On the Philippines’ request, another document, the Pacific Charter, was signed on the same day by the same States, upholding the principle of “equal rights and self-determination of peoples” and promoting “the independence of all countries whose peoples desire it and are able to undertake its responsibilities”. As none of its numerous and tiny Pacific territories asked for independence at the time, France signed the Pacific Charter without any hesitation.
In October, the Philippines and Thailand joined the Colombo Plan, the main objective of which was to coordinate aid programs. The Plan had been initiated by the British through the Commonwealth in 1950. With American support, it was expanded beyond its original scope. Exhausted by the Indochina War, France chose not to participate in it.

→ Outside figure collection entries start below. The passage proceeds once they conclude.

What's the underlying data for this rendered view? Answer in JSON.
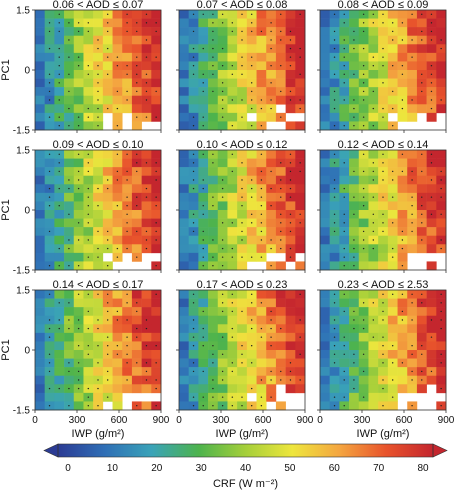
{
  "chart_data": {
    "type": "heatmap",
    "panel_titles": [
      "0.06 < AOD ≤ 0.07",
      "0.07 < AOD ≤ 0.08",
      "0.08 < AOD ≤ 0.09",
      "0.09 < AOD ≤ 0.10",
      "0.10 < AOD ≤ 0.12",
      "0.12 < AOD ≤ 0.14",
      "0.14 < AOD ≤ 0.17",
      "0.17 < AOD ≤ 0.23",
      "0.23 < AOD ≤ 2.53"
    ],
    "xlabel": "IWP (g/m²)",
    "ylabel": "PC1",
    "xlim": [
      0,
      900
    ],
    "ylim": [
      -1.5,
      1.5
    ],
    "xticks": [
      "0",
      "300",
      "600",
      "900"
    ],
    "yticks": [
      "1.5",
      "0",
      "-1.5"
    ],
    "grid_cols": 13,
    "grid_rows": 14,
    "colorbar": {
      "label": "CRF (W m⁻²)",
      "ticks": [
        "0",
        "10",
        "20",
        "30",
        "40",
        "50",
        "60",
        "70",
        "80"
      ],
      "range": [
        0,
        80
      ],
      "extend": "both",
      "colors": [
        "#2b3b94",
        "#2f6fb6",
        "#3aa3b8",
        "#4db34d",
        "#a5cf3a",
        "#eee63d",
        "#f4a640",
        "#e8532c",
        "#c4262e"
      ]
    },
    "pattern": "CRF increases with IWP (blue near IWP 0, red near IWP 900); stippling marks statistically significant cells; white cells have no data"
  }
}
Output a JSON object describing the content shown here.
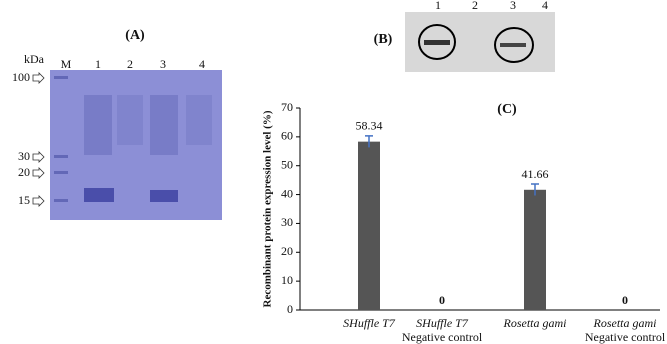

The Philippines opened full diplomatic relations with Laos in January 1955 and South Vietnam in July 1955. At the end of 1955, the French Legation in Manila was upgraded to an embassy, in recognition of the Philippines’ role in SEATO and the Pacific region. On 19 January 1956, Jean Brionval presented anew his credentials to President Magsaysay. However, six months later, he was appointed Ambassador to Indonesia. Brionval’s successor was Georges Cattand, former consul in Shanghai in 1928 and Tianjin from 1929 to 1946, and later, from 1953 to 1956, as chargé d’affaires in China and Taiwan. The visit of former Prime Minister Antoine Pinay in Manila in October 1956 confirmed the importance of the country for the French authorities. In July 1957, the Philippines normalized relations with Cambodia, effectively closing the issue of the decolonization of the Associated States of Indochina.